I remember the rain beating on the plane windows, the rumble of the engines and that undeniably unnatural sensation of swooping up and away from the runway. I recall the turbulence as the monstrous airplane shot upward through the first wave of Cyclone Pam’s soggy assault on Auckland, and I remember the bubbling excitement at the thought of leaving New Zealand for Japan.
New Zealand had treated us well for the first month of our journey around the globe, and was ultimately a place I would recommend to anyone interested in travelling abroad. All praise aside, New Zealand was a country which paled in comparison to the exotic unknowns that would reveal themselves over the next six months of our voyage. Hailing from Canada, the southern country never seemed anything but an extension of my own back yard, albeit one whose only native residents are birds.
So here I was, side by side with my parents, on our way to experience Japan beyond Tokyo; a land of ancient traditions amid modern trends. It’s fair to say I was excited.
Touching down, we immediately rented a car and drove north, out of the capital and into the night.
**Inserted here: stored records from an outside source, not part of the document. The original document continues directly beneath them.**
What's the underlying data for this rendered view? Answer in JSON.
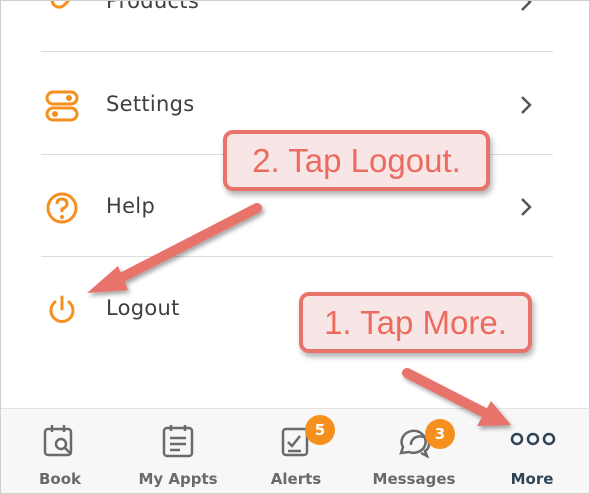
{
  "menu": {
    "items": [
      {
        "label": "Products",
        "icon": "tag-icon"
      },
      {
        "label": "Settings",
        "icon": "toggle-settings-icon"
      },
      {
        "label": "Help",
        "icon": "question-circle-icon"
      },
      {
        "label": "Logout",
        "icon": "power-icon"
      }
    ]
  },
  "tabbar": {
    "tabs": [
      {
        "label": "Book",
        "icon": "calendar-search-icon"
      },
      {
        "label": "My Appts",
        "icon": "clipboard-icon"
      },
      {
        "label": "Alerts",
        "icon": "checklist-icon",
        "badge": "5"
      },
      {
        "label": "Messages",
        "icon": "chat-bubbles-icon",
        "badge": "3"
      },
      {
        "label": "More",
        "icon": "more-dots-icon",
        "active": true
      }
    ]
  },
  "annotations": {
    "step1": "1. Tap More.",
    "step2": "2. Tap Logout."
  },
  "colors": {
    "accent_orange": "#f5901e",
    "callout_red": "#e8736a",
    "callout_fill": "#f8e6e6",
    "active_tab": "#2f4458"
  }
}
After several hours in the vehicle with no luck spotting a hotel, we pulled into a bizarrely deserted compound which appeared to have been designed for the purpose of temporary lodging. Little did we know at the time that this cluster of buildings laying adjacent to the highway was a love hotel; a space designed for romantics (and fetishists I suppose) to be able to slip away discretely in order to romp privately about a bed with their companion(s).
It must have taken the better part of fifteen minutes, but eventually we found a janitor to give us the scoop. He directed us up to a room and allowed us to enter. In broken English and with much gesturing the man explained that we were to enjoy our stay in the room and pay in the morning via the large whistling box that was glowing and beeping on the wall next to the door.
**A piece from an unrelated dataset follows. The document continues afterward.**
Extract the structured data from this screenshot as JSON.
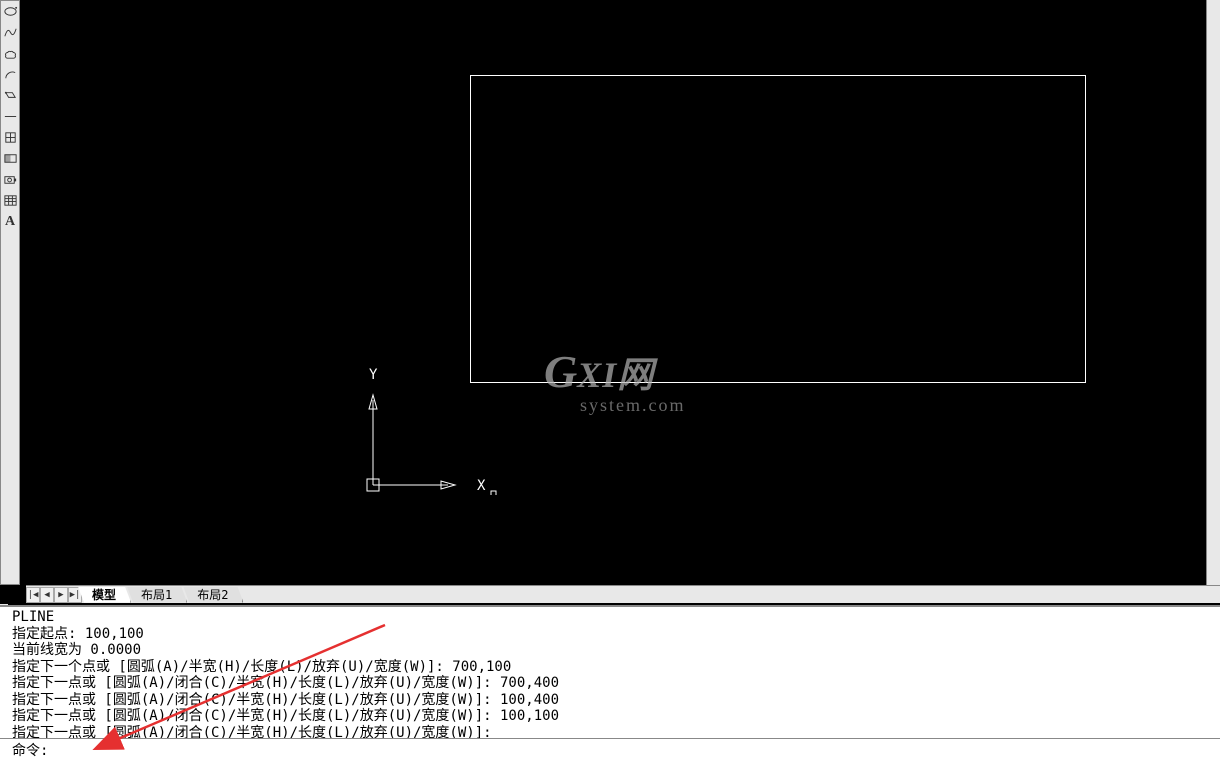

Sleep overtook in short ado and the following day arrived quickly. By mid morning, we still had little idea of the hotel’s true purpose, though we were wonderfully amused by the giant bathtub, automated massage chair and scores of complimentary condoms littered about the room.
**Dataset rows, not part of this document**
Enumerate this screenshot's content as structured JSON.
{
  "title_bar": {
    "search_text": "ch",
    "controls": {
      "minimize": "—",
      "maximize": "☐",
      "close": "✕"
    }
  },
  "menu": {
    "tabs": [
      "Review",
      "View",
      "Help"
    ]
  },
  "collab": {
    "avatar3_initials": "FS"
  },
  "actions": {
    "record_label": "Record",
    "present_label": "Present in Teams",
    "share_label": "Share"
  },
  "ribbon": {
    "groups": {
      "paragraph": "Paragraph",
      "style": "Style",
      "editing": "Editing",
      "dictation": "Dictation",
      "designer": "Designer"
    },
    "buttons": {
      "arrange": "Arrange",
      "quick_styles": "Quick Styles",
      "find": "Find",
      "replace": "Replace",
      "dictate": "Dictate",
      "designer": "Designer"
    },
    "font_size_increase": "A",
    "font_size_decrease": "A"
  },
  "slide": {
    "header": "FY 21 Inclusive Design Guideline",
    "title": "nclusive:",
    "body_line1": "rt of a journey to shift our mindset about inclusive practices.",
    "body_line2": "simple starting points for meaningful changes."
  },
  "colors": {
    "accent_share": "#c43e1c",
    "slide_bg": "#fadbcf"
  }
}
In hindsight, this was the exact reason I had been tense with excitement the day before. While New Zealand had represented a vacation–a sister country to my own, packed with wonderful scenery and world-class hiking; Japan represented an adventure, obscure and unknown.
As most of my readers are experienced travellers, I’m certain that this feeling of affinity or bewilderment towards the unknown is a familiar one–or, at the very least, a feeling they recall having driven their early years of travel as a young person. To me, our return to Japan was the true beginning of what would become my greatest adventure to date. It was here that the land of the rising sun gave rise within me a burning desire to charge ahead, westward, until my eventual return home.